BPMN Pool and Lanes
Swimlanes are one of the five basic categories of BPMN elements. They act as a container for partitioning a set of activities from other activities. BPMN 2.0 defines two different types of Swimlanes: Pools and Lanes.
A BPMN Pool represents a Participant in a business collaboration. In a BPMN diagram, a Participant can be a specific Partner Entity like a company or a Partner Role such as a buyer, seller, or manufacturer.
A Pool acts as a container for a full business process, and the process has to be fully contained within the Pool. The sequence flow cannot cross outside the boundaries.
A Pool has two basic representations: “white-box” and “black-box”. A white-box representation shows the internal details of the Pool, whereas a black-box representation hides any processes.
Black-box representations are best used when the Pool doesn’t reference a process but only an external process participant. Therefore, black-box pools are commonly named according to the process participant they represent, while white-box pools are commonly named according to the contained process.
A BPMN Lane is a sub-partition within a Pool and extends the entire length of the Pool, either horizontally or vertically.

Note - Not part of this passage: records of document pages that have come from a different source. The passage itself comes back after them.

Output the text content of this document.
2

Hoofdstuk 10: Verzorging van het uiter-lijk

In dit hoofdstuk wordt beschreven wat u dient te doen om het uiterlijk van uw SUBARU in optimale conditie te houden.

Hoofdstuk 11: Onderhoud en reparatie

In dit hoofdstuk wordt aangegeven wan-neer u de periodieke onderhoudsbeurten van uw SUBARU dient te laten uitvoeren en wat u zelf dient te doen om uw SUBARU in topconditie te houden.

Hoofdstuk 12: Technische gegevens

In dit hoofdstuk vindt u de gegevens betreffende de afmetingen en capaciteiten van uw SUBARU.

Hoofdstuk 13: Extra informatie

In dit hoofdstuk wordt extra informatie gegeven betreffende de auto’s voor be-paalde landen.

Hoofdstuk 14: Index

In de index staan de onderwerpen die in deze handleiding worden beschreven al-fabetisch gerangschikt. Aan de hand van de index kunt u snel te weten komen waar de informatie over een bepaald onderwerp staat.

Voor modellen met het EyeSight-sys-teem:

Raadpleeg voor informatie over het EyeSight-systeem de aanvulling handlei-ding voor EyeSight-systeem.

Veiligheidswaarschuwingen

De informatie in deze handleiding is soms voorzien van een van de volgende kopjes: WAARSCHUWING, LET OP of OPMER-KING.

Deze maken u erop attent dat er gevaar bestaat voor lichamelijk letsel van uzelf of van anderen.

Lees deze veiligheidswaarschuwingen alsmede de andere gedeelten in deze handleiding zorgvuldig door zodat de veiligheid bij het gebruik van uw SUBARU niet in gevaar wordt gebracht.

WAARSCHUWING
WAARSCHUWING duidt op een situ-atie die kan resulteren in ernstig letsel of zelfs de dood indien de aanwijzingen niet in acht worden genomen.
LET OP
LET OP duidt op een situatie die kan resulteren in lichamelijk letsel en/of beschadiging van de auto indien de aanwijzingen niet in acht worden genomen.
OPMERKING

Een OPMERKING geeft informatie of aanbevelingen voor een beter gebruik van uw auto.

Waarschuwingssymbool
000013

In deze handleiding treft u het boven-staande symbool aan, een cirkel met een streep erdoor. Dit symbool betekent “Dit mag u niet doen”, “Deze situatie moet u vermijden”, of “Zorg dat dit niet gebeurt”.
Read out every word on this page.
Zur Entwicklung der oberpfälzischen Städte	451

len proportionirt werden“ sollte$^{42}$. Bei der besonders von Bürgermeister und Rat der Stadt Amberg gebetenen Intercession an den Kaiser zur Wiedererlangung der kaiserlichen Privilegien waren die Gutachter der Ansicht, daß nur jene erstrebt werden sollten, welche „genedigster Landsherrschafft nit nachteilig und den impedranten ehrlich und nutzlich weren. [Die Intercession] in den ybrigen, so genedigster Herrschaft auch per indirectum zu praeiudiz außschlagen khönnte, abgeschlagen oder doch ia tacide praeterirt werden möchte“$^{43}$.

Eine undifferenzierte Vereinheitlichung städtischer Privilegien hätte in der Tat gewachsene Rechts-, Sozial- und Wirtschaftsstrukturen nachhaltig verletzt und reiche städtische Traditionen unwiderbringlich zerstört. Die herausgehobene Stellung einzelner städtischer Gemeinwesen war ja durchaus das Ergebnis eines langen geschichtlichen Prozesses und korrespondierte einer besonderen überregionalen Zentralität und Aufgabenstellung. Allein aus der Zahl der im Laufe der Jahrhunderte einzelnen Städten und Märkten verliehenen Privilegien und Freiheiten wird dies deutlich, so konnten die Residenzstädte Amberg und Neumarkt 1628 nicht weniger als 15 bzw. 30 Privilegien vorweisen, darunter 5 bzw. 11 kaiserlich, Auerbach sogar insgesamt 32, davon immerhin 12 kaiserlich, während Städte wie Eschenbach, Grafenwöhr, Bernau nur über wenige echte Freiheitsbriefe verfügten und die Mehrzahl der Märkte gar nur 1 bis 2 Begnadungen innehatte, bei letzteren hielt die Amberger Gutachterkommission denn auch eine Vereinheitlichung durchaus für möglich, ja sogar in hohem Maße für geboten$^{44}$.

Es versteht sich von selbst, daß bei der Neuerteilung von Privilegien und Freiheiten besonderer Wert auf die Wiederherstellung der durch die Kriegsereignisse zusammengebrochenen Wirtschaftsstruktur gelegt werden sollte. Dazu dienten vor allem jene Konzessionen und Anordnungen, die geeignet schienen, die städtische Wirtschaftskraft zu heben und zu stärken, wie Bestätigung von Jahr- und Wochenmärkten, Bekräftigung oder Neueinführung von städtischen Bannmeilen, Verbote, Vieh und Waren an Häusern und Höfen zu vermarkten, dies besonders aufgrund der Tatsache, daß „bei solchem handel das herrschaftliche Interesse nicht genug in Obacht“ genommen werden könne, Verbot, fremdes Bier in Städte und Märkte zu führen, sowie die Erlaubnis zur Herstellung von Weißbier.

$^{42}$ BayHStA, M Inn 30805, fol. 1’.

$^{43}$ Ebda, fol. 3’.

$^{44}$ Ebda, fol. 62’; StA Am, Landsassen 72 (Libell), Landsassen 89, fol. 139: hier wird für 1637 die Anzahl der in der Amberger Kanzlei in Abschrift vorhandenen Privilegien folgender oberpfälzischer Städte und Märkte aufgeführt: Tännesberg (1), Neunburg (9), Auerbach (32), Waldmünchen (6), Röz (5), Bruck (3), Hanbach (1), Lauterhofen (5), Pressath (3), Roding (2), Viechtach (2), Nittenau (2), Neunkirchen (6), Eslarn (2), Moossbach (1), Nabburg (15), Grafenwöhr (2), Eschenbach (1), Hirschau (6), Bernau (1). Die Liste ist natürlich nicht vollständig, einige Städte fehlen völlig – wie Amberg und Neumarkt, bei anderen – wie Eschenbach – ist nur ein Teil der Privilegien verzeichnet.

Lanes are used to organize and categorize Activities within a Pool. In practice, Lanes are commonly used for allocating activities to roles, systems, or the organization’s departments.
In addition, Lanes can be nested or defined in a matrix. For example, in a Pool, there could be an outer set of Lanes for company departments and then an inner set of Lanes for roles within a department.
Although BPMN specification explicitly describes the possibility of “matrix” Lanes, they are rarely used. Nevertheless, the matrix structure of Lanes can enable optimal organization of process activities.
What is the difference between pools and lanes in BPMN 2.0?
At a glance, both swimlane elements look very similar. However, they have completely different meanings. A Pool represents a participant in a business collaboration and may act as a container for a single process, whereas a Lane represents an “activity-classifying mechanism”.